CUNEGONDE Come, come?
VEDOVA
Sì, dal nostro parroco a Venezia o presso i tanti parroci dove la compagnia passava, il mattino dopo dovevo confessarmi a lungo, raccontare tutti i particolari a poi fare una serie di preghiere e digiuni, secondo i criteri di quei santi uomini sempre diversi. Soltanto il secondo giorno potevo fare la comunione, se ero stata assolta. L'ordinavano i signori prelati e teologi del Concilio di Trento. E ogni volta il parroco mi consegnava un "abitino".
CUNEGONDE
Come? Che cosa?
VEDOVA
Sì, una bustina di tela con un frammento dell'osso di un santo, da portare per un mese sul petto e poi conservare con devozione per tutta la vita. Ne ho appunto centosette.
CUNEGONDE
Mamma mia, mamma mia. Il Medioevo non è proprio finito. Come diavolo ti sei trovata a Parigi nel pieno della bufera, delle teste tagliate, degli usi e costumi rovesciati in nome di un mondo moderno e migliore per il trionfo della libertà?
VEDOVA
Questa storia della libertà io non l'ho proprio capita, a dire il vero, se tutti rimangono poveri come prima e tutti si raccomandano a tutti. 'La vera libertà sarebbe dal bisogno. E anche dal peccato, che molta gente considera inevitabile. Quanto ai costumi cambiati, lasciatemi dire che una grande maleducazione dilaga nei rapporti sociali e privati, nelle case e nelle strade, a quanto vedo.
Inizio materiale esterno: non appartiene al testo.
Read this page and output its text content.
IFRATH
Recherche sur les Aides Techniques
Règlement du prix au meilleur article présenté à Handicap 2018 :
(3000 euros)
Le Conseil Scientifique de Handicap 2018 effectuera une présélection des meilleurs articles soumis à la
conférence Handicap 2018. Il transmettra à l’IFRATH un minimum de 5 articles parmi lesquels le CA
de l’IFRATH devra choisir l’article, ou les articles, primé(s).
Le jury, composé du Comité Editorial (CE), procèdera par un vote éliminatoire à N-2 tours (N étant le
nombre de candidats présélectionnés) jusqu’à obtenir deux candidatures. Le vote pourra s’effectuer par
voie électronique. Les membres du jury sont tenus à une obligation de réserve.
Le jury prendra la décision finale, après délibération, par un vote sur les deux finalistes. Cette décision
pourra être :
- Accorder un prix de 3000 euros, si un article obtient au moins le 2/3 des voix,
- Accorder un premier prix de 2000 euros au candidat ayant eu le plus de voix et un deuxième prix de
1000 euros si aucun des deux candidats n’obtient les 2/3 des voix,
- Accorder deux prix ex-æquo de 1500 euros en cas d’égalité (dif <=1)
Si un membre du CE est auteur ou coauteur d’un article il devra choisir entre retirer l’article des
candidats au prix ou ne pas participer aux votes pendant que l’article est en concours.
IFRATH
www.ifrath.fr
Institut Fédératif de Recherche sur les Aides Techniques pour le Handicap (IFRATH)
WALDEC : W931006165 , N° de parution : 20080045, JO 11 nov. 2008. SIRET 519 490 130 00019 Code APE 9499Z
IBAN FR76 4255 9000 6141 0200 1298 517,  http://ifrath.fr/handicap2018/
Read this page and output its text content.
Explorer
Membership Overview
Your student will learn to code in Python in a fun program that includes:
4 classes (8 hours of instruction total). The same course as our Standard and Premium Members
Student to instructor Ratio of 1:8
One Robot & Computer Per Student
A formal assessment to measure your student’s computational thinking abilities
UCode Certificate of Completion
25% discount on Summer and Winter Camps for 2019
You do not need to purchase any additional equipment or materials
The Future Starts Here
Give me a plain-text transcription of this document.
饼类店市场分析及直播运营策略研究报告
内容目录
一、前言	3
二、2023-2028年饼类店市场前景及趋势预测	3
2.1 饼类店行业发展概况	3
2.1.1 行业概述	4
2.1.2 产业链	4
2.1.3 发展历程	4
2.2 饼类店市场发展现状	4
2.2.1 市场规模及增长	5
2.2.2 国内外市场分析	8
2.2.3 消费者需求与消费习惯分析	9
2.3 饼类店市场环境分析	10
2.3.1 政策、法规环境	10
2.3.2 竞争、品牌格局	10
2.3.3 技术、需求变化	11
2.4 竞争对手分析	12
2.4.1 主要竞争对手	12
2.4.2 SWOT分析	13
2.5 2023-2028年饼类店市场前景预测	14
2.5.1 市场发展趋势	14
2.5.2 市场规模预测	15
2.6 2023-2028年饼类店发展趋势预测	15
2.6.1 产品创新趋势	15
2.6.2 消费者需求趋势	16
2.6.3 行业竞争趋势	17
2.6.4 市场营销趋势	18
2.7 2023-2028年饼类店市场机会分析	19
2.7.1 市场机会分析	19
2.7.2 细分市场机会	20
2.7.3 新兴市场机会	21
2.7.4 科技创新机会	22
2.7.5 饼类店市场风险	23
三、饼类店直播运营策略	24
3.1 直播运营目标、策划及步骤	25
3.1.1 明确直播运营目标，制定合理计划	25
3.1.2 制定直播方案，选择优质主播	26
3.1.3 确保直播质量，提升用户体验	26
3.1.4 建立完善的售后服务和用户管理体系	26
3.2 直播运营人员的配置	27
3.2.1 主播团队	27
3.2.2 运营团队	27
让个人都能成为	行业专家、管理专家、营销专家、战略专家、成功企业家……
Che cosa ne abbia pensato il buon Dio di tutto quello sconquasso di rivoluzione non oso neppure pensarlo.
CUNEGONDE
Cara cittadina, per la simpatia che mi ispiri ti consiglierei di smetterla di parlare sempre di Dio, e soprattutto di cercare le chiese dove è possibile che qualche parroco superstite dica messa. Eleggiti qualche bel romanzo d'amore per scoprire tutto quello che hai perduto.
VEDOVA
Ma voi che parlate tanto, voi l'atto materiale l'avete mai fatto?
CUNEGONDE
Ah, ecco finalmente una buona domanda. Ma ti dirò che con tutti quei tuoi discorsi di gigli e di angeli, per incredibile che sia, provo qualche scrupolo. Ebbene sì, lo confesso, l'ho fatto.
VEDOVA
Oh, mademoiselle! E quante volte?
CUNEGONDE
Diciamo che faccio in un mese quello che tu hai fatto in quarant'anni.
VEDOVA
Oh! ma è spaventoso! E perché mai? Non oso pensare che sia per denaro, vero mademoiselle? Per denaro non varrebbe propio la pena di vendere l'anima al diavolo. Forse amate tanto un uomo, è con lui che avete commesso cosi tante volte l'atto materiale?
CUNEGONDE
(ride sguaiatamente) Eh, cittadina, se esistesse un uomo così lo porterebbero al museo!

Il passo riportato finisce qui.